We'll implement semantic search to retrieve the most relevant context from our vector database:

In [None]:
query_text = "Which is the food of the Drakelion?"

points = execute_query(query_text, qdrant_collection_name, model_st, client_qd, 3)

print('Results:\n')

for point in points:
    print(f"ID: {point.id}\nScore: {point.score}\nPayload: {point.payload}\n\n")

#### Build HuggingFace pipeline to be used in langchain

In [None]:
base_folder = "FILL_WITH_BASE_FOLDER" # Example: "C:/Users/username/Documents/HuggingFace"

model_name = "Llama-3.2-3B-Instruct"

# set the model id
model_id = os.path.join(base_folder, model_name)



tokenizer = AutoTokenizer.from_pretrained(model_id)
model = AutoModelForCausalLM.from_pretrained(
    model_id
)

pipe = transformers.pipeline(
    "text-generation", 
    model=model, 
    tokenizer=tokenizer, 
    max_new_tokens=128, 
    top_k=50, 
    temperature=0.1
)


hf_pipeline = HuggingFacePipeline(
    pipeline=pipe
)

#### Define prompt to be used in langchain

In [None]:
template = """
System: You are an expert in fantasy animals. To answer consider the 'Extra Information' provided. If you don't know the answer respond with "I don't know the answer." without giving any explanation. 

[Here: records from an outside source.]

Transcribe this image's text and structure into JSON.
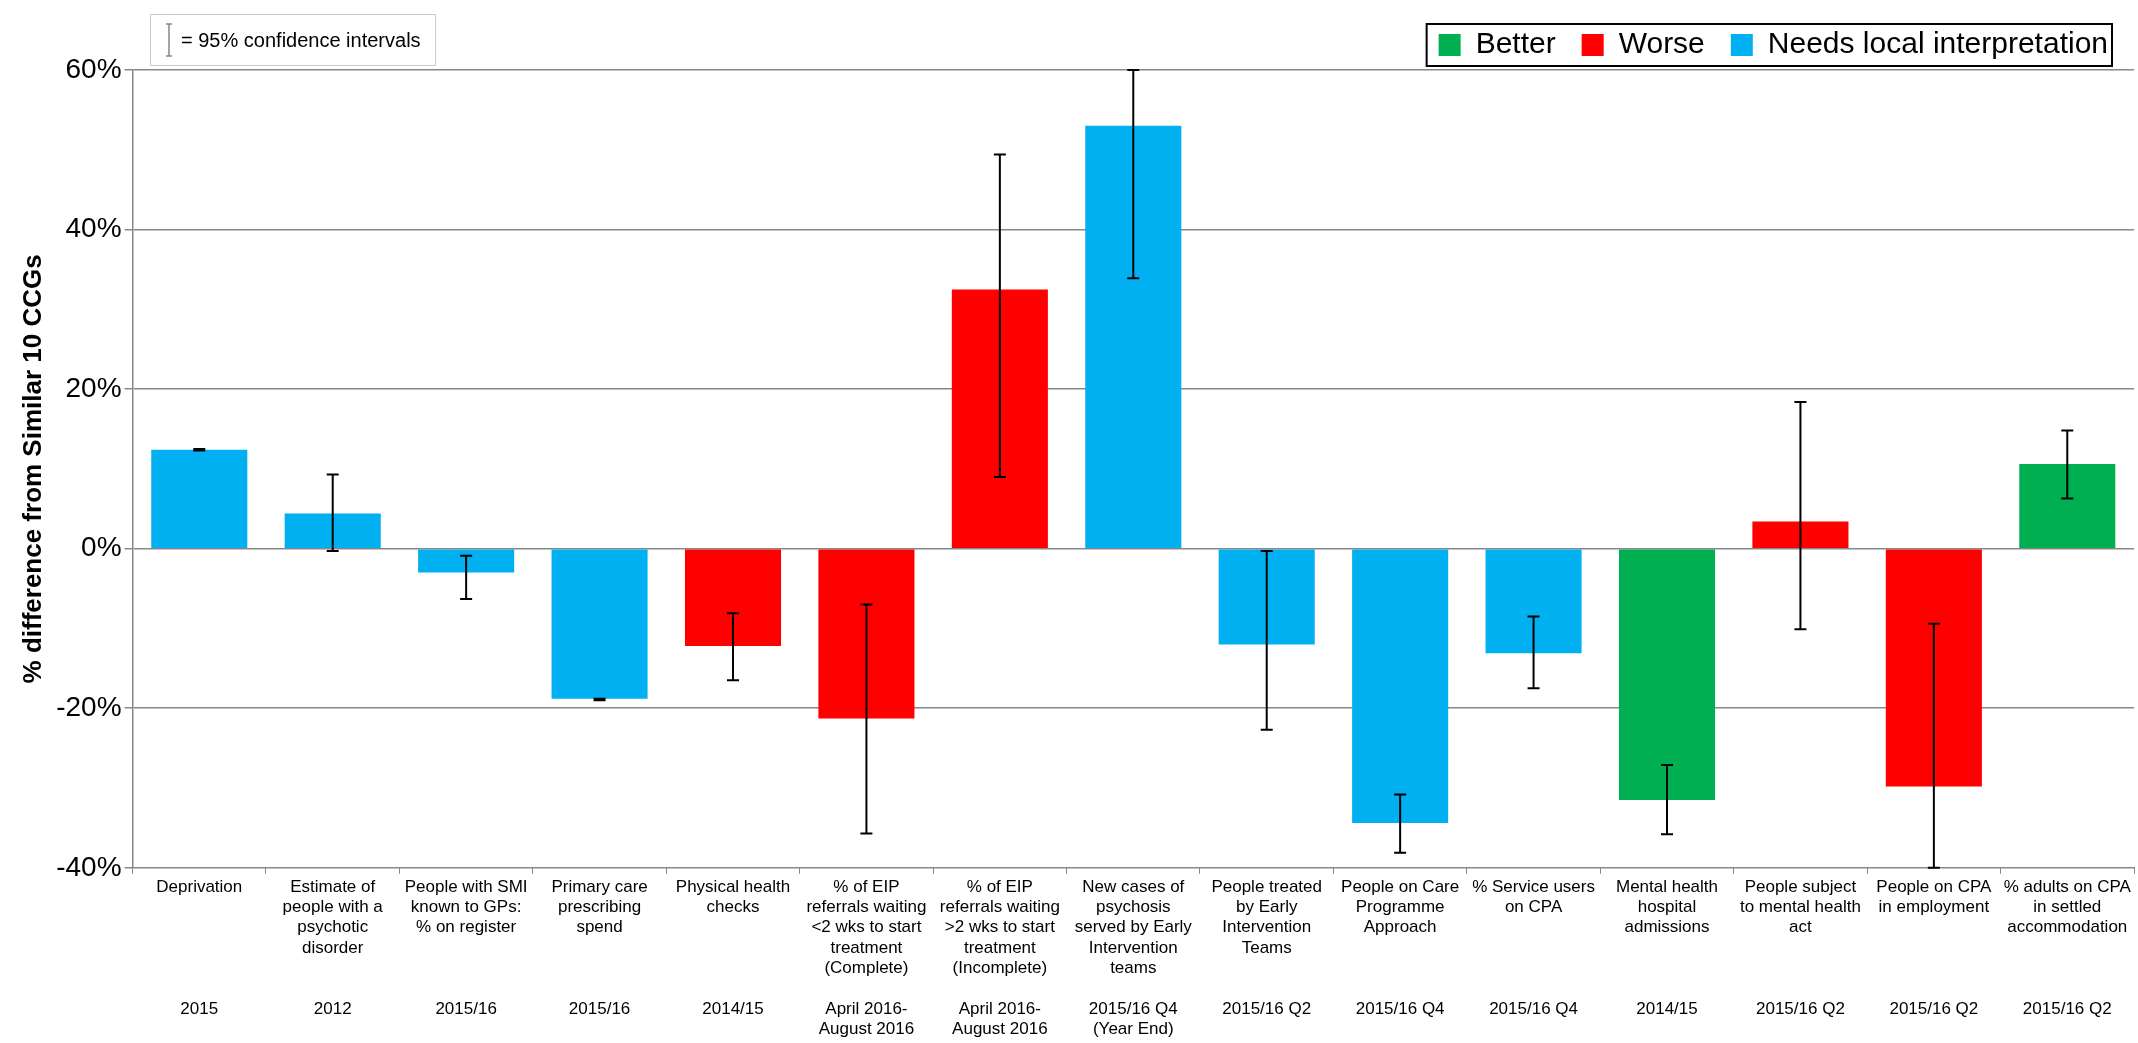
{
  "chart_data": {
    "type": "bar",
    "stacked": true,
    "ylabel": "% difference from Similar 10 CCGs",
    "annotations": [
      "= 95% confidence intervals"
    ],
    "categories": [
      "Deprivation\n2015",
      "Estimate of people with a psychotic disorder\n2012",
      "People with SMI known to GPs: % on register\n2015/16",
      "Primary care prescribing spend\n2015/16",
      "Physical health checks\n2014/15",
      "% of EIP referrals waiting <2 wks to start treatment (Complete)\nApril 2016-August 2016",
      "% of EIP referrals waiting >2 wks to start treatment (Incomplete)\nApril 2016-August 2016",
      "New cases of psychosis served by Early Intervention teams\n2015/16 Q4 (Year End)",
      "People treated by Early Intervention Teams\n2015/16 Q2",
      "People on Care Programme Approach\n2015/16 Q4",
      "% Service users on CPA\n2015/16 Q4",
      "Mental health hospital admissions\n2014/15",
      "People subject to mental health act\n2015/16 Q2",
      "People on CPA in employment\n2015/16 Q2",
      "% adults on CPA in settled accommodation\n2015/16 Q2"
    ],
    "series": [
      {
        "name": "Better",
        "color": "#00b050",
        "values": [
          null,
          null,
          null,
          null,
          null,
          null,
          null,
          null,
          null,
          null,
          null,
          -31.5,
          null,
          null,
          10.6
        ],
        "errors": [
          null,
          null,
          null,
          null,
          null,
          null,
          null,
          null,
          null,
          null,
          null,
          [
            -35.8,
            -27.1
          ],
          null,
          null,
          [
            6.3,
            14.8
          ]
        ]
      },
      {
        "name": "Worse",
        "color": "#ff0000",
        "values": [
          null,
          null,
          null,
          null,
          -12.2,
          -21.3,
          32.5,
          null,
          null,
          null,
          null,
          null,
          3.4,
          -29.8,
          null
        ],
        "errors": [
          null,
          null,
          null,
          null,
          [
            -16.5,
            -8.1
          ],
          [
            -35.7,
            -7.0
          ],
          [
            9.0,
            49.4
          ],
          null,
          null,
          null,
          null,
          null,
          [
            -10.1,
            18.4
          ],
          [
            -40,
            -9.4
          ],
          null
        ]
      },
      {
        "name": "Needs local interpretation",
        "color": "#00b0f0",
        "values": [
          12.4,
          4.4,
          -3.0,
          -18.8,
          null,
          null,
          null,
          53.0,
          -12.0,
          -34.4,
          -13.1,
          null,
          null,
          null,
          null
        ],
        "errors": [
          [
            12.3,
            12.5
          ],
          [
            -0.3,
            9.3
          ],
          [
            -6.3,
            -0.9
          ],
          [
            -19.0,
            -18.8
          ],
          null,
          null,
          null,
          [
            33.9,
            60
          ],
          [
            -22.7,
            -0.3
          ],
          [
            -38.1,
            -30.8
          ],
          [
            -17.5,
            -8.5
          ],
          null,
          null,
          null,
          null
        ]
      }
    ],
    "ylim": [
      -40,
      60
    ],
    "yticks": [
      {
        "value": -40,
        "label": "-40%"
      },
      {
        "value": -20,
        "label": "-20%"
      },
      {
        "value": 0,
        "label": "0%"
      },
      {
        "value": 20,
        "label": "20%"
      },
      {
        "value": 40,
        "label": "40%"
      },
      {
        "value": 60,
        "label": "60%"
      }
    ],
    "grid": "y",
    "legend": "top right"
  }
}
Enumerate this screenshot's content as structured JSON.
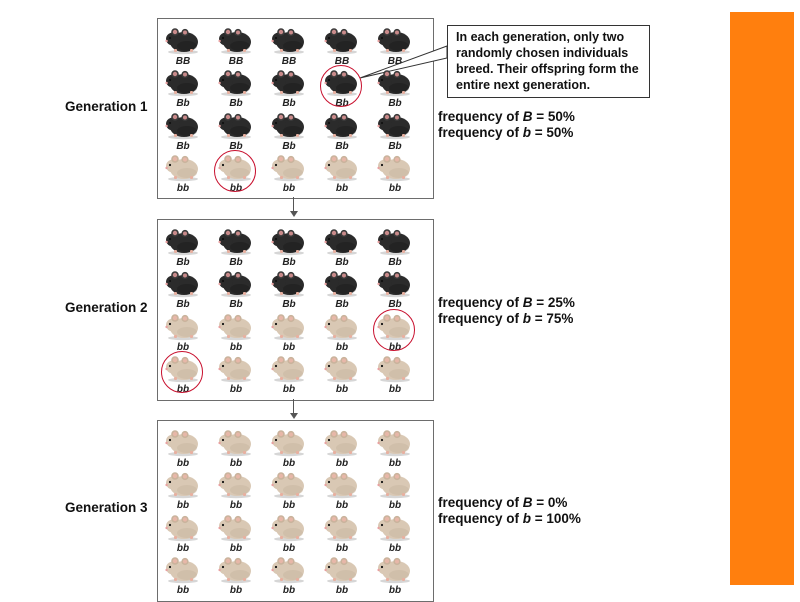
{
  "callout_text": "In each generation, only two randomly chosen individuals breed. Their offspring form the entire next generation.",
  "colors": {
    "accent": "#ff7f0e",
    "highlight_circle": "#c8102e",
    "black_mouse": "#2b2b2b",
    "tan_mouse": "#d9c8b4"
  },
  "generations": [
    {
      "label": "Generation 1",
      "freq_B_prefix": "frequency of ",
      "freq_B_allele": "B",
      "freq_B_value": " = 50%",
      "freq_b_prefix": "frequency of ",
      "freq_b_allele": "b",
      "freq_b_value": " = 50%",
      "grid": [
        [
          "BB",
          "BB",
          "BB",
          "BB",
          "BB"
        ],
        [
          "Bb",
          "Bb",
          "Bb",
          "Bb",
          "Bb"
        ],
        [
          "Bb",
          "Bb",
          "Bb",
          "Bb",
          "Bb"
        ],
        [
          "bb",
          "bb",
          "bb",
          "bb",
          "bb"
        ]
      ],
      "circled": [
        [
          1,
          3
        ],
        [
          3,
          1
        ]
      ]
    },
    {
      "label": "Generation 2",
      "freq_B_prefix": "frequency of ",
      "freq_B_allele": "B",
      "freq_B_value": " = 25%",
      "freq_b_prefix": "frequency of ",
      "freq_b_allele": "b",
      "freq_b_value": " = 75%",
      "grid": [
        [
          "Bb",
          "Bb",
          "Bb",
          "Bb",
          "Bb"
        ],
        [
          "Bb",
          "Bb",
          "Bb",
          "Bb",
          "Bb"
        ],
        [
          "bb",
          "bb",
          "bb",
          "bb",
          "bb"
        ],
        [
          "bb",
          "bb",
          "bb",
          "bb",
          "bb"
        ]
      ],
      "circled": [
        [
          2,
          4
        ],
        [
          3,
          0
        ]
      ]
    },
    {
      "label": "Generation 3",
      "freq_B_prefix": "frequency of ",
      "freq_B_allele": "B",
      "freq_B_value": " = 0%",
      "freq_b_prefix": "frequency of ",
      "freq_b_allele": "b",
      "freq_b_value": " = 100%",
      "grid": [
        [
          "bb",
          "bb",
          "bb",
          "bb",
          "bb"
        ],
        [
          "bb",
          "bb",
          "bb",
          "bb",
          "bb"
        ],
        [
          "bb",
          "bb",
          "bb",
          "bb",
          "bb"
        ],
        [
          "bb",
          "bb",
          "bb",
          "bb",
          "bb"
        ]
      ],
      "circled": []
    }
  ]
}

Extra information: {context}\n\n

Query: {query}
Response:
"""

prompt_template = PromptTemplate.from_template(template)

# chaining prompt_template and pipeline
chain = prompt_template | hf_pipeline.bind(skip_prompt=True)

#### Execute the call to the RAG

##### Retrieve the context to be used in the prompt

In [None]:
# We'll use Qdrant to make semantic search to retrieve the most relevant context from our vector database:

context = points[0].payload['text']

print(f"Most probable point for '{query_text}'\n\n{context}")

##### Execute the prompt

In [None]:
input_dict = {"query": query_text, "context": context}

result = chain.invoke(input_dict)

print(f"\nThe query is: '{query_text}'")
print(f"The context is: '{context}'")
print(f"\nThe Response is: \n'{result}'")

## Conclusions
This implementation demonstrates how to build a basic RAG system using QDrant for vector search and a Llama model for generation.